4- Perante esse tipo de evidências, entendo eu que em época de tão inquinada globalização neoliberal, ao assumir-se a advocacia dos povos do sul e tendo em conta o longo percurso do movimento de libertação nos dois lados do Atlântico Sul, essa ambiguidade cosmopolita deve ser colocado sob a mira de nossos olhos, por que pela sua natureza não deixa de ser a continuidade dum plasmado processo de há vários séculos a esta parte, desde quando sob o cândido rótulo da dilatação da fé e do império, afinal de facto se enveredava, em nome da “ocidental civilização” e em África, por uma cultura escravocrata e colonial, cujas consequências em muitas regiões, em especial onde a situação insular além do mais implica isolamento físico e geográfico, se fazem ainda sentir penosamente em múltiplos e traumáticos rescaldos até aos nossos dias.

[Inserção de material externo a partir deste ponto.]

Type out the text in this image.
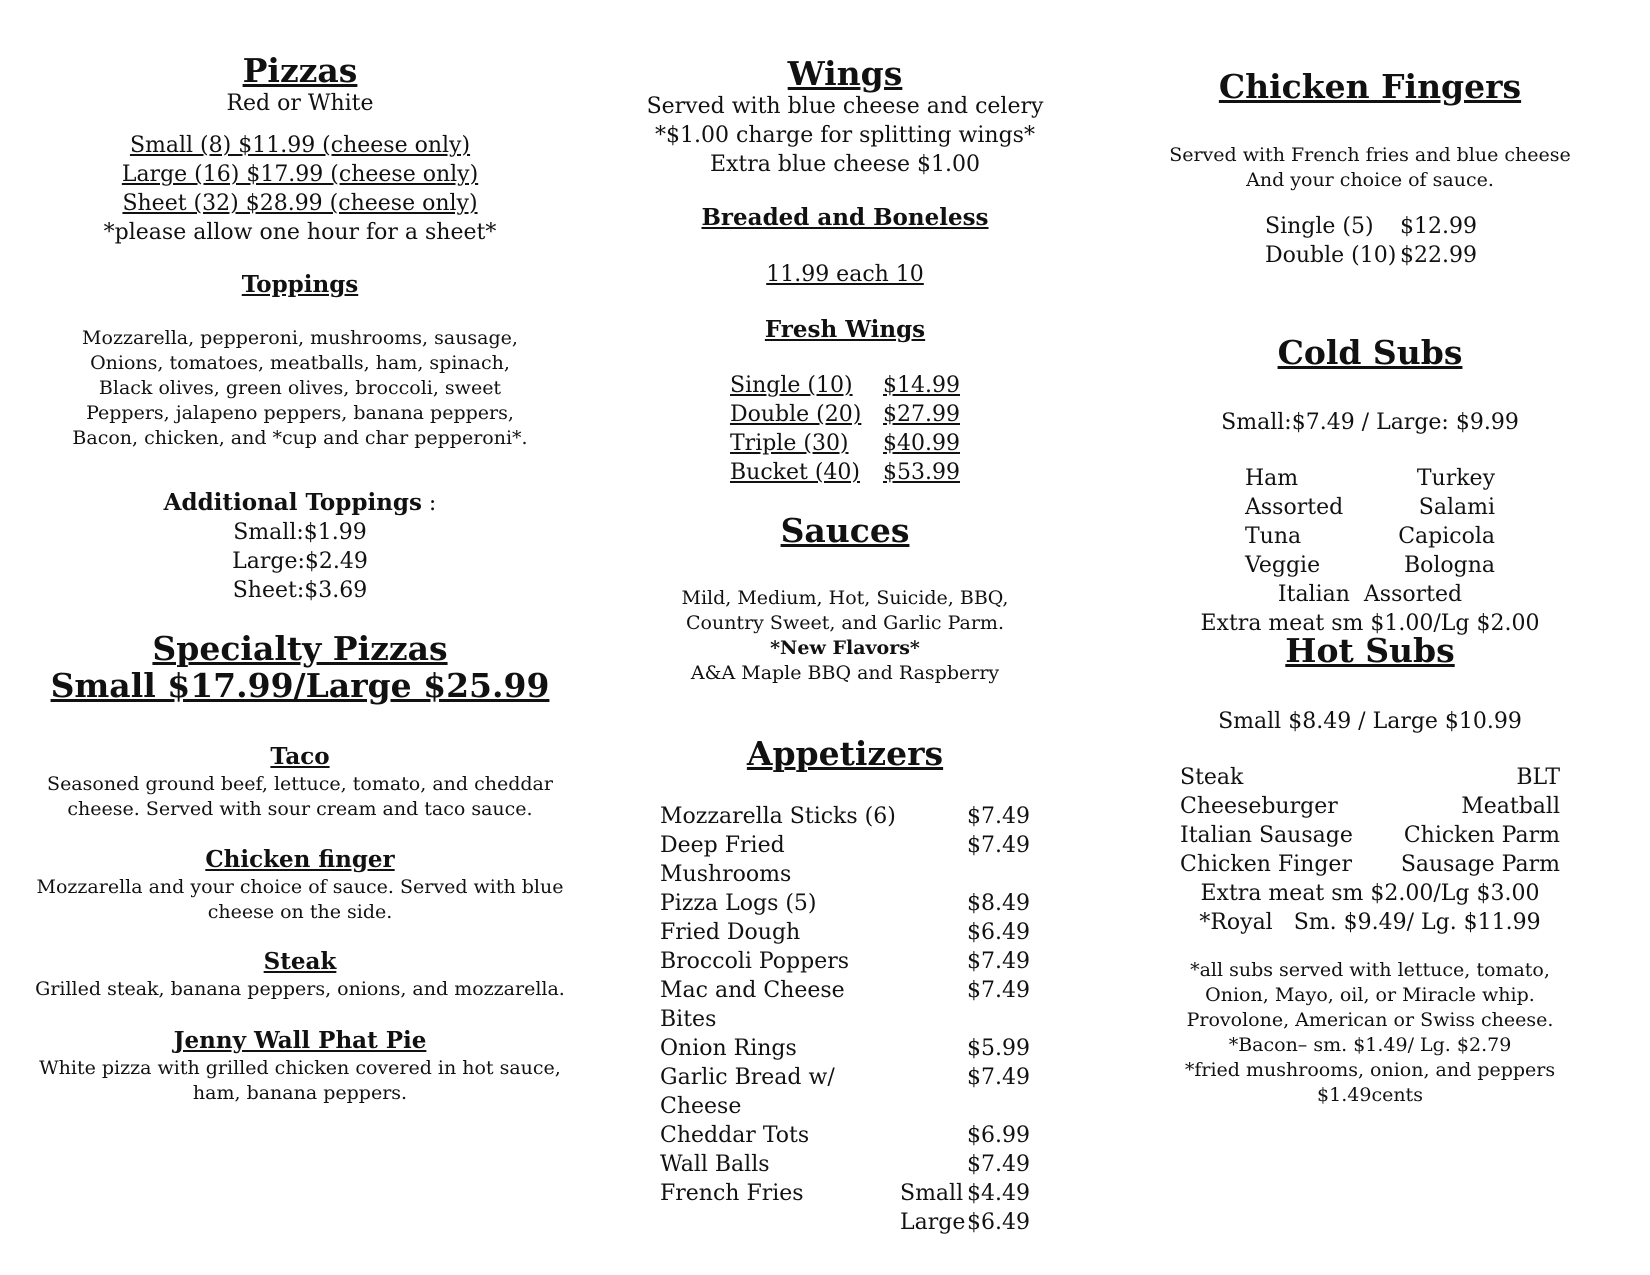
Pizzas
Red or White
Small (8) $11.99 (cheese only)
Large (16) $17.99 (cheese only)
Sheet (32) $28.99 (cheese only)
*please allow one hour for a sheet*
Toppings
Mozzarella, pepperoni, mushrooms, sausage,
Onions, tomatoes, meatballs, ham, spinach,
Black olives, green olives, broccoli, sweet
Peppers, jalapeno peppers, banana peppers,
Bacon, chicken, and *cup and char pepperoni*.
Additional Toppings :
Small:$1.99
Large:$2.49
Sheet:$3.69
Specialty Pizzas
Small $17.99/Large $25.99
Taco
Seasoned ground beef, lettuce, tomato, and cheddar
cheese. Served with sour cream and taco sauce.
Chicken finger
Mozzarella and your choice of sauce. Served with blue
cheese on the side.
Steak
Grilled steak, banana peppers, onions, and mozzarella.
Jenny Wall Phat Pie
White pizza with grilled chicken covered in hot sauce,
ham, banana peppers.
Wings
Served with blue cheese and celery
*$1.00 charge for splitting wings*
Extra blue cheese $1.00
Breaded and Boneless
11.99 each 10
Fresh Wings
Single (10)	$14.99
Double (20) $27.99
Triple (30)	$40.99
Bucket (40)	$53.99
Sauces
Mild, Medium, Hot, Suicide, BBQ,
Country Sweet, and Garlic Parm.
*New Flavors*
A&A Maple BBQ and Raspberry
Appetizers
Mozzarella Sticks (6)	$7.49
Deep Fried Mushrooms
$7.49
Pizza Logs (5)	$8.49
Fried Dough	$6.49
Broccoli Poppers	$7.49
Mac and Cheese Bites
$7.49
Onion Rings	$5.99
Garlic Bread w/ Cheese
$7.49
Cheddar Tots	$6.99
Wall Balls	$7.49
French Fries	Small $4.49
Large $6.49
Chicken Fingers
Served with French fries and blue cheese
And your choice of sauce.
Single (5)	$12.99
Double (10) $22.99
Cold Subs
Small:$7.49 / Large: $9.99
Ham	Turkey
Assorted	Salami
Tuna	Capicola
Veggie	Bologna
Italian  Assorted
Extra meat sm $1.00/Lg $2.00
Hot Subs
Small $8.49 / Large $10.99
Steak	BLT
Cheeseburger	Meatball
Italian Sausage	Chicken Parm
Chicken Finger	Sausage Parm
Extra meat sm $2.00/Lg $3.00
*Royal   Sm. $9.49/ Lg. $11.99
*all subs served with lettuce, tomato,
Onion, Mayo, oil, or Miracle whip.
Provolone, American or Swiss cheese.
*Bacon– sm. $1.49/ Lg. $2.79
*fried mushrooms, onion, and peppers
$1.49cents
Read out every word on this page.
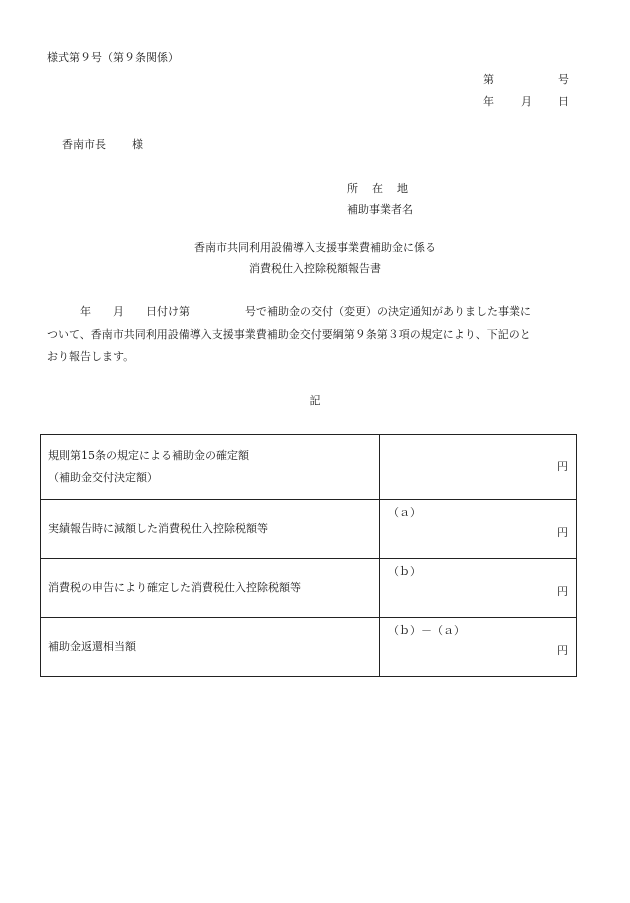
様式第９号（第９条関係）
第	号
年 月 日
香南市長 様
所在地
補助事業者名
香南市共同利用設備導入支援事業費補助金に係る
消費税仕入控除税額報告書
　　　年　　月　　日付け第　　　　　号で補助金の交付（変更）の決定通知がありました事業に
ついて、香南市共同利用設備導入支援事業費補助金交付要綱第９条第３項の規定により、下記のと
おり報告します。
記
規則第15条の規定による補助金の確定額
（補助金交付決定額）	円

実績報告時に減額した消費税仕入控除税額等	（ａ）
円

消費税の申告により確定した消費税仕入控除税額等	（ｂ）
円

補助金返還相当額	（ｂ）－（ａ）
円
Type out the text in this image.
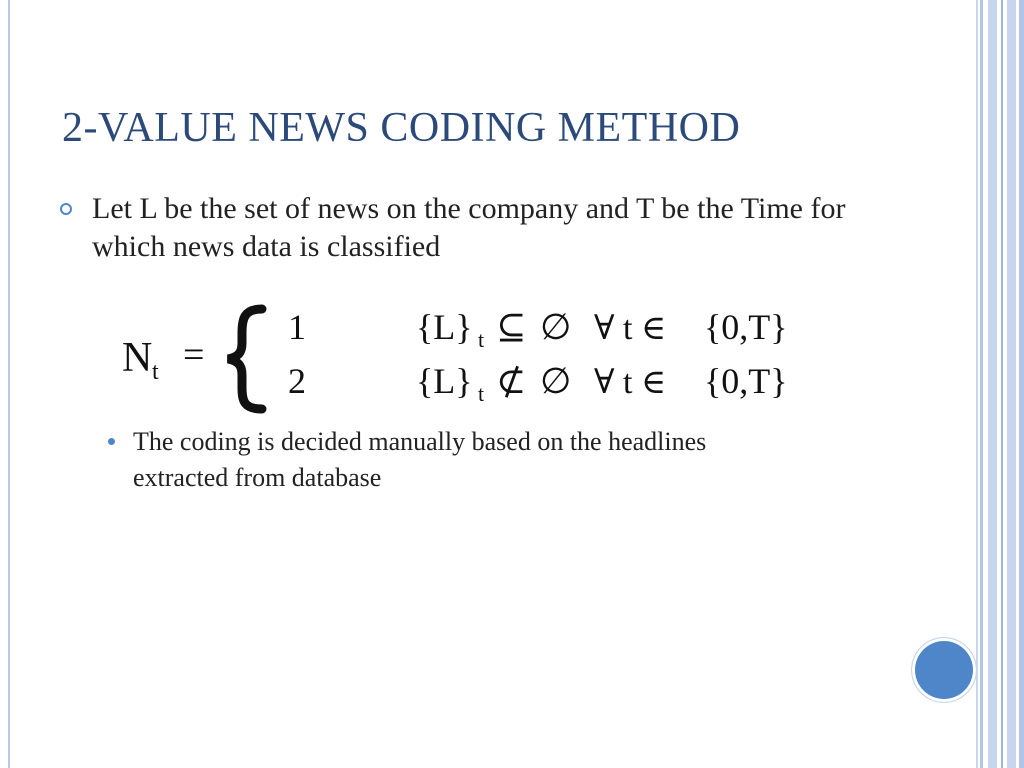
2-VALUE NEWS CODING METHOD
Let L be the set of news on the company and T be the Time for which news data is classified
N t =
1	{L} t ⊆ ∅ ∀ t ∈ {0,T}
2	{L} t ⊄ ∅ ∀ t ∈ {0,T}
The coding is decided manually based on the headlines extracted from database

É evidente que o “deus do mercado neoliberal” se preocupa, evocando a malabarística perfídia do “Fim da história”conforme Francis Fukuyama, não só em apagar todas pistas que puder, mas também na lavagem cerebral das multidões contemporâneas, em função dos interesses e conveniências da aristocracia financeira mundial e de suas agenciadas oligarquias e elites.

A legítima afirmação histórica e antropológica a que nos obriga o sul, não pode deixar passar em branco a lástima em relação àqueles que, investidos de poder representativo, em nome da democracia, não podem resistir à erosão, quando há dois pesos e duas medidas, ou seja tanta disparidade e incongruência entre suas próprias palavras e os seus actos!